Bütçesiyle, kurumun başkanı ve çalışanlarının açıklamalarıyla, çatısı altında yürütülen projelerle, siyasetle girift ilişkisiyle ve kuruma dair yapılan haberlerle sürekli gündemde Diyanet İşleri Başkanlığı.
2002’den beri iktidar eliyle sürdürülen toplum mühendisliğinin en önemli parçasına dönüştürülen, halkın hatırı sayılır bir kesimince tartışılıp eleştirilen bu kurumun hâli pür melaline ilişkin ''Biz Her Şeyiz'-Diyanet’in İşleri' başlıklı çalışmasında Burcu Karakaş, iki temel soruya yanıt arıyor: “Diyanet İşleri Başkanlığı, nasıl oldu da bu konuma geldi?” ve “Diyanet, eriştiği ayrıcalıklı konumda nasıl çalışmalar yapıyor?”
Karakaş’ın bu sorulara cevap arama ve bulma süreci, kurulduğu günden beri tartışılan Diyanet İşleri Başkanlığı’nın faaliyet alanlarının nasıl genişletildiğini gözler önüne sererken özellikle 2002’den sonra, politika üretme veya siyasete daha çok dâhil edilme, dolayısıyla iktidarın istediği “ideal toplum” yaratma düşüncesi ve eylemini ortaya koyuyor.
'DİYANET A.Ş' ELİYLE YÜRÜTÜLEN TOPLUM MÜHENDİSLİĞİ PROJESİ
1950’lerden başlayarak yetkileri ve faaliyet alanları artırılan, 1982 Anayasası’yla birlikte, Karakaş’ın da hatırlattığı gibi Diyanet’e, Türk-İslam sentezini toplumda güçlü temellere oturtma görevi verildi. Eli okullara, yurtlara ve kültür-sanata kadar uzanan kurumun, kapatılması ya da faaliyetlerinin kısıtlanmasının yolu yasal düzenlemelerle kesildi.
2002’den sonra hız verilen “yeni nesil” yetiştirmede, “milli ve manevi değerleri sağlamlaştırma” çalışmalarında Diyanet önemli bir araca dönüştürüldü. Karakaş’ın ifadesiyle “Diyanet İşleri Başkanlığı’nın her sene artan bütçesini, toplumu dizayn etmeye yönelik faaliyetlerini ve açıklamalarını konuşmak neredeyse gündelik hayatımızın rutin bir parçası hâline geldi, kadınların kaç çocuk doğurması gerektiğinin bile artık Diyanet İşleri Başkanı’na sorulduğu günlerden geçiyoruz.”

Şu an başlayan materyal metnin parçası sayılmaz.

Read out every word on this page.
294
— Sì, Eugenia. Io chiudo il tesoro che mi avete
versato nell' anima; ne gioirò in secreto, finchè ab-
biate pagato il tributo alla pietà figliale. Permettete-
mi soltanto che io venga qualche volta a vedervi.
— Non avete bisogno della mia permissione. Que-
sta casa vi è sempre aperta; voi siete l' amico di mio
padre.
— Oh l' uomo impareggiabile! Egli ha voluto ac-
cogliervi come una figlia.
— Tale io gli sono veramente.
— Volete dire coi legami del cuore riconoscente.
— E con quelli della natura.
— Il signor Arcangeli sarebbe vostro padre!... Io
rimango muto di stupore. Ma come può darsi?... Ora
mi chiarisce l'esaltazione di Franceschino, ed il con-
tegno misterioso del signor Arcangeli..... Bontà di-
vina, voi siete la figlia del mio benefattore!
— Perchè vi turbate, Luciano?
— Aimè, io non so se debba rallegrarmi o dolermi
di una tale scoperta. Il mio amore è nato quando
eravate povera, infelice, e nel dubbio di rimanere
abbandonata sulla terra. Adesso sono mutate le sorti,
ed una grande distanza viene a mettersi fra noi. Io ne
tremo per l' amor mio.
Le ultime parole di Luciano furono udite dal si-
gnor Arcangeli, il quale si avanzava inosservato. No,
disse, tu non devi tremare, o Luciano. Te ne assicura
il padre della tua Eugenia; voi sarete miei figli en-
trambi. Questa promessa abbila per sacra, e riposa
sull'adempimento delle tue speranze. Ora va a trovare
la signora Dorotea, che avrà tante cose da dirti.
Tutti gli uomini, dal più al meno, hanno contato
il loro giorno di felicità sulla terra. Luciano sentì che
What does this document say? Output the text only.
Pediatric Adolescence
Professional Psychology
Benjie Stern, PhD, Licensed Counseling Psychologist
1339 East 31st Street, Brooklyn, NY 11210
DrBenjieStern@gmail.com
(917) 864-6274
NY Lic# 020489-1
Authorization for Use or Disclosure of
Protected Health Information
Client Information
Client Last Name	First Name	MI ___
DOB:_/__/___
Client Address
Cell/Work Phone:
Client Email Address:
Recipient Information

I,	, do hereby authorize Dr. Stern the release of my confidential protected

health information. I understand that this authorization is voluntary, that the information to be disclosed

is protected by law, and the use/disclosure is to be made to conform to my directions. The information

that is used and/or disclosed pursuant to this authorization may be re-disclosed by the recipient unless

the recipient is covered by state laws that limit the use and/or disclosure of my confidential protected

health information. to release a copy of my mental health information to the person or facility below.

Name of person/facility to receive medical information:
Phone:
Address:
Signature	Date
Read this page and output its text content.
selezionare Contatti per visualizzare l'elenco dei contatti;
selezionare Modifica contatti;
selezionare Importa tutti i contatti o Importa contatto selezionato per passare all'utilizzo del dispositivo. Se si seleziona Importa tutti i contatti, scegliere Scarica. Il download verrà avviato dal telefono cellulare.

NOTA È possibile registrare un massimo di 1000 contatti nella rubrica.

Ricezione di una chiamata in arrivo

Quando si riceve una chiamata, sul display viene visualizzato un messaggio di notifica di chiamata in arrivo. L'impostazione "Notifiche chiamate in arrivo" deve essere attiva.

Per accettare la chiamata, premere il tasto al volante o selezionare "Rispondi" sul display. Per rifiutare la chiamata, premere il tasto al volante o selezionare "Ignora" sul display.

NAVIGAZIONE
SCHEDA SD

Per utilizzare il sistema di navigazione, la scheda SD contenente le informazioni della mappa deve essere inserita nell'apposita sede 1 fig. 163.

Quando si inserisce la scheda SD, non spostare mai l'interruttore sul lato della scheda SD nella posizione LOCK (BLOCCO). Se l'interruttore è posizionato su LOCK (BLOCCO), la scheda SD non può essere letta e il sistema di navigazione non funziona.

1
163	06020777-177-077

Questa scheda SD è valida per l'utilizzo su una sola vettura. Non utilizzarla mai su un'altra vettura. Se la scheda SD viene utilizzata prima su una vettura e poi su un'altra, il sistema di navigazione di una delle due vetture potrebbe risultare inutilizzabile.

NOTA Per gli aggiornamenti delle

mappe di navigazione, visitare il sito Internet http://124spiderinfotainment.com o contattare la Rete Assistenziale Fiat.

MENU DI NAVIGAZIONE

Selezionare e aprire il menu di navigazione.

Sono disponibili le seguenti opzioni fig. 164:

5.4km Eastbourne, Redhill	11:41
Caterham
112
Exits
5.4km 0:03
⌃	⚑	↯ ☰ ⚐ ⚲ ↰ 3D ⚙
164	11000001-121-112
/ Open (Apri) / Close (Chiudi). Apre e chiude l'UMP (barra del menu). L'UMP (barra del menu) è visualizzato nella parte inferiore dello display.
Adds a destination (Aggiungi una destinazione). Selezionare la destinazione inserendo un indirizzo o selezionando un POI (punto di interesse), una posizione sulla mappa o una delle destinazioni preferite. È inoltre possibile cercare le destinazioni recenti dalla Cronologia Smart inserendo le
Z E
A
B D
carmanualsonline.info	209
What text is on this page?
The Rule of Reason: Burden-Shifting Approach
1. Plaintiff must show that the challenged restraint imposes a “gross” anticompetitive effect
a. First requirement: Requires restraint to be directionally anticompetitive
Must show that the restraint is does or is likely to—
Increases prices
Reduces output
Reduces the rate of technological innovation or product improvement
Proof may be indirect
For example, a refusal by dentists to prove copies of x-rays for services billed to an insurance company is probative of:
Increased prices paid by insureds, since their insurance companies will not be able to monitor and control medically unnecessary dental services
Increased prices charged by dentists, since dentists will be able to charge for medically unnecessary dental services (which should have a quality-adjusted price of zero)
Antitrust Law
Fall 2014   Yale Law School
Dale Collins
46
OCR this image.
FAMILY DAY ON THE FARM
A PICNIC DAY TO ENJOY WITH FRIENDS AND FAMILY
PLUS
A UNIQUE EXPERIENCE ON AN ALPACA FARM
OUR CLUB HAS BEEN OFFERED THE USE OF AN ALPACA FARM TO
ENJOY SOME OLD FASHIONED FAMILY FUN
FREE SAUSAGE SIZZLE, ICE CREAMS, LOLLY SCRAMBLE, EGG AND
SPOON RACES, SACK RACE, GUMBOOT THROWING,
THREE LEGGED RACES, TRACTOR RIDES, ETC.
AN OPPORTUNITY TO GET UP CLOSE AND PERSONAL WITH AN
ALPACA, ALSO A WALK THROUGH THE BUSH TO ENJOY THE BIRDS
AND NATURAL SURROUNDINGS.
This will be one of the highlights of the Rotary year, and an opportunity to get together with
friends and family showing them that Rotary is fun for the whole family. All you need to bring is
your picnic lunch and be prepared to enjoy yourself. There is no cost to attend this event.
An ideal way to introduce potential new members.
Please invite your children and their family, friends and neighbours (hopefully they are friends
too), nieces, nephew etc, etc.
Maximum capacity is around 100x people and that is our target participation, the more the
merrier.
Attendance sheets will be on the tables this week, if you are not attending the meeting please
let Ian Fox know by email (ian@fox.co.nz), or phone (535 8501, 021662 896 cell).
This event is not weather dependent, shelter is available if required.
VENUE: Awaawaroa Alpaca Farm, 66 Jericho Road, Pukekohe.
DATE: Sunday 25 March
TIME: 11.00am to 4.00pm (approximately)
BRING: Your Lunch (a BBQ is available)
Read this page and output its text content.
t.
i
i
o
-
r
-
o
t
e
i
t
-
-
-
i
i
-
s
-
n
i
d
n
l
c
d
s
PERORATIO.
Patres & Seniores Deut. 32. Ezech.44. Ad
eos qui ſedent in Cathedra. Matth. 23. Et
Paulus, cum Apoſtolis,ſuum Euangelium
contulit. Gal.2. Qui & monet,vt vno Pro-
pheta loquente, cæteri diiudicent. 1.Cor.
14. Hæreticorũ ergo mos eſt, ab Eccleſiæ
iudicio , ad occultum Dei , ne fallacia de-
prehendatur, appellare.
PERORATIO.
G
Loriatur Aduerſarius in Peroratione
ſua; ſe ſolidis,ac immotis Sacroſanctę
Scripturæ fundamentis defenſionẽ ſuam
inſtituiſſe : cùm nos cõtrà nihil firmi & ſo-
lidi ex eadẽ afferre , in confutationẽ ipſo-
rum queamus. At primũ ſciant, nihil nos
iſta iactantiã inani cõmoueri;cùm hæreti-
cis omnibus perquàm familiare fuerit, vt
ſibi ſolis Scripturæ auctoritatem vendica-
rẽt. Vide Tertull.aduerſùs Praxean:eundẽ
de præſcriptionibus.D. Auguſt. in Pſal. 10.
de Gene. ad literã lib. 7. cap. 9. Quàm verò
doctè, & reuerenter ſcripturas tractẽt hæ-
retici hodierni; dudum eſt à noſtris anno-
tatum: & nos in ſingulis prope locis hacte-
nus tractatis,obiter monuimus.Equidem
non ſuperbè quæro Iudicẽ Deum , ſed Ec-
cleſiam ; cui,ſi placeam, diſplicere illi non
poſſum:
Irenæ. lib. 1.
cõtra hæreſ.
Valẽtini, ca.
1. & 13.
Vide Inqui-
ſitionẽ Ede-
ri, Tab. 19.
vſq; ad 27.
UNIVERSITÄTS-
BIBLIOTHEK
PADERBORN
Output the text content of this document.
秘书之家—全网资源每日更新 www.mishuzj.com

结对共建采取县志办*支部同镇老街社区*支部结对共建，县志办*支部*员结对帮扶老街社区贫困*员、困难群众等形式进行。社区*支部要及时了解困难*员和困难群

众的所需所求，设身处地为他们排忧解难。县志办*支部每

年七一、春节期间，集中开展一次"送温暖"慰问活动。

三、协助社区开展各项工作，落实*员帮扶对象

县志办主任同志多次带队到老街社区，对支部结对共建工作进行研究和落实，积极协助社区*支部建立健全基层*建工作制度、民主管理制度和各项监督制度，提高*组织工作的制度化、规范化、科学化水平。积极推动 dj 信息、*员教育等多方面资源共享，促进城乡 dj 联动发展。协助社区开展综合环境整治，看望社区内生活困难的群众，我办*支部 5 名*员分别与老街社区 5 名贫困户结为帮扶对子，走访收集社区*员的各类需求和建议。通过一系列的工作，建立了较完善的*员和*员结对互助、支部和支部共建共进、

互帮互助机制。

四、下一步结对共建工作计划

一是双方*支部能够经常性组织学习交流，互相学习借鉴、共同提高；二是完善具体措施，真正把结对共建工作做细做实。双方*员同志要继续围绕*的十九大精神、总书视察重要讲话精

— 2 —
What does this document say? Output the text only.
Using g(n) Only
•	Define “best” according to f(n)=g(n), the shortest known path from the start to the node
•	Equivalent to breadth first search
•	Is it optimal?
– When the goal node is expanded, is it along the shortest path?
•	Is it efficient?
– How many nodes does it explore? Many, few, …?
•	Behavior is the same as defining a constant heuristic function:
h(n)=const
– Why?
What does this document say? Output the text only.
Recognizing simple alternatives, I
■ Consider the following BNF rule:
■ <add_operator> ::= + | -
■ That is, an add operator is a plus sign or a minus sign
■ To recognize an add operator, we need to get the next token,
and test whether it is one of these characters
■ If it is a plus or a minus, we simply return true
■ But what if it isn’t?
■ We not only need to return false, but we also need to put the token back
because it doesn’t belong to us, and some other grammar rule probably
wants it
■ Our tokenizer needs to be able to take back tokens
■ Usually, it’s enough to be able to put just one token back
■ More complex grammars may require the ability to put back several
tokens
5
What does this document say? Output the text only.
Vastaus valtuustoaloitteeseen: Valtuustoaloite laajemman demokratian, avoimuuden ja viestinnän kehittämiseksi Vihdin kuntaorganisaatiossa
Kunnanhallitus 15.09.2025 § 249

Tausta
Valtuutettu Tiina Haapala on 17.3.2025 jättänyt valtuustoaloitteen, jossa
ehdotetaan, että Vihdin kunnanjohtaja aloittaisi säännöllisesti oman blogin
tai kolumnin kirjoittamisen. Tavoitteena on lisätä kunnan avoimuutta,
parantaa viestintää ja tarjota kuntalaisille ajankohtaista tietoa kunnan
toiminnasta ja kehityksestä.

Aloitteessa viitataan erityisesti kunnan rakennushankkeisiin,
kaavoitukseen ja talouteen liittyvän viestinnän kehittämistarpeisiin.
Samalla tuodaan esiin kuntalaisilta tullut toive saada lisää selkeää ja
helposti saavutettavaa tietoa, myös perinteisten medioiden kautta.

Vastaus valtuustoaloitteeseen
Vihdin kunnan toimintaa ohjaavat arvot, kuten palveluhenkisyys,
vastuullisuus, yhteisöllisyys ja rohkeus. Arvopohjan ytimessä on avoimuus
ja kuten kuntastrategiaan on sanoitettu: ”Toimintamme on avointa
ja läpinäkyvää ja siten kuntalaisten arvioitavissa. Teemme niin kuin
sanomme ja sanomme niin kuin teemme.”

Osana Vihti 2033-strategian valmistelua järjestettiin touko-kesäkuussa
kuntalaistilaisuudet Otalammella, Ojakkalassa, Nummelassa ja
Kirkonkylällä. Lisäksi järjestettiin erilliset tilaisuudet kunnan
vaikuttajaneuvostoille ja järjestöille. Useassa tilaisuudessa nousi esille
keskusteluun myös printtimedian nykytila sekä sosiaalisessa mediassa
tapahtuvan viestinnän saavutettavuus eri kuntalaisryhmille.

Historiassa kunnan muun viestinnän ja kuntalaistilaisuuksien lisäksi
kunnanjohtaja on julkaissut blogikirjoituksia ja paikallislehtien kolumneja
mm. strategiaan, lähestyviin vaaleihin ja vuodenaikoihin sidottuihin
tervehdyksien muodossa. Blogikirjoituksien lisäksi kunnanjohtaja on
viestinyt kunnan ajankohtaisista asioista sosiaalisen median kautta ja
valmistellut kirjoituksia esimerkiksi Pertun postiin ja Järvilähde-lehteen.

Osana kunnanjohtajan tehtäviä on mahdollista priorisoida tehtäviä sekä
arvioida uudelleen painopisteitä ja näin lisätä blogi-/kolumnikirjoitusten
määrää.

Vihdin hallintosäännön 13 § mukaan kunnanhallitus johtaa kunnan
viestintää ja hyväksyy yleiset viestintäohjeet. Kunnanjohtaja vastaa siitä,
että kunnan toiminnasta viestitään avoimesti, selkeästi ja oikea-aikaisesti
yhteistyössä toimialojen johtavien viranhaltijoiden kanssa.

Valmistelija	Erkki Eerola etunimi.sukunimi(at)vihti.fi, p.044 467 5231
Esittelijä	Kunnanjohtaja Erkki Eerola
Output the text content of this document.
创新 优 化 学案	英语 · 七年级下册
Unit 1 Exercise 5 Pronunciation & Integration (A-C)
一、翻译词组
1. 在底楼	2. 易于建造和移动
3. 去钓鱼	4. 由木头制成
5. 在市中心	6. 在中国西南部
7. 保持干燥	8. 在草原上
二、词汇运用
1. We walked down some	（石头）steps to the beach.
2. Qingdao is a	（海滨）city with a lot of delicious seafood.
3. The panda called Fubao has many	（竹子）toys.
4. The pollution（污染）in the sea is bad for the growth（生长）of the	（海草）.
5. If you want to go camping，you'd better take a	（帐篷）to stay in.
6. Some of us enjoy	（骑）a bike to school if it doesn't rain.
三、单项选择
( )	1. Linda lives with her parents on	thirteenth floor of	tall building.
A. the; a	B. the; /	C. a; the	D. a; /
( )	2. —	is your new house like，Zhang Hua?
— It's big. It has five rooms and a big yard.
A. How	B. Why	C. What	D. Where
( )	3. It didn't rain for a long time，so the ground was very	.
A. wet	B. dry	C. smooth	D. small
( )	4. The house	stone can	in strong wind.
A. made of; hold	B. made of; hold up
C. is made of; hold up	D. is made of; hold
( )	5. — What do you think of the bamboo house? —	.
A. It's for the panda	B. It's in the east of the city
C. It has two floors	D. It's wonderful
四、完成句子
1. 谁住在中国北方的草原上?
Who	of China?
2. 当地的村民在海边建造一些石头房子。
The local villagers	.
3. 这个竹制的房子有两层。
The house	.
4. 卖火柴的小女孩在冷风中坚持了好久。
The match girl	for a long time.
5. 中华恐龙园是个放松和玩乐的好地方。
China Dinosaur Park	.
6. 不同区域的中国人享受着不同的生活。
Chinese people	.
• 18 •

Diyanet’in sorumluluklarının ve faaliyetlerinin “cami dışına” taşınması, sosyal ve kültürel yaşamın yeniden düzenlenmesi anlamına geliyor. Karakaş, bu fiili ve resmi durumun yanı sıra “Diyanet’in itibarının, hiç olmadığı kadar önemsendiği, kurumu itibarsızlaştırdığı düşünülen yayın ve açıklamaların dikkatle takip edilerek onlara anında yanıt verildiği” notunu düşüyor.
Tüm bunlarla birlikte, Diyanet, “ahlaki ve sosyal açıdan olumsuz sonuçlar doğurduğunu” belirttiği yayınları ve feminizmi kıyasıya eleştiriyor; aile içi şiddet konusunda kadınlara “sabır” ve “fedakârlık” telkin ediyor, fetvalar ve vaazlar aracılığıyla sosyal ve kültürel yaşama dair “fikirlerini”, hem Türkiye’de hem de yurt dışında paylaşıyor.
Karakaş, araştırmasında bu faaliyetlerin bütçesine geniş yer ayırmış. Ayrıca 2002’den beri Diyanet’e tahsis edilen taşınmazlar, açılan kadrolar ve kurum içinde oluşturulan birimler ile personel atamalarına ilişkin ayrıntılı bilgiler bulunuyor kitapta. Bunlarla birlikte, Diyanet’in yürüttüğü ve yürüteceği projeler ve çalışmalar yani “nitelikli din hizmeti” için talep ettiği ödeneklere, Türkiye Diyanet Vakfı’nın kasasına giren para ve vakfın faaliyetlerine dair bilgi ve belgeler, “Diyanet A.Ş.” başlığı altında sunuluyor okura.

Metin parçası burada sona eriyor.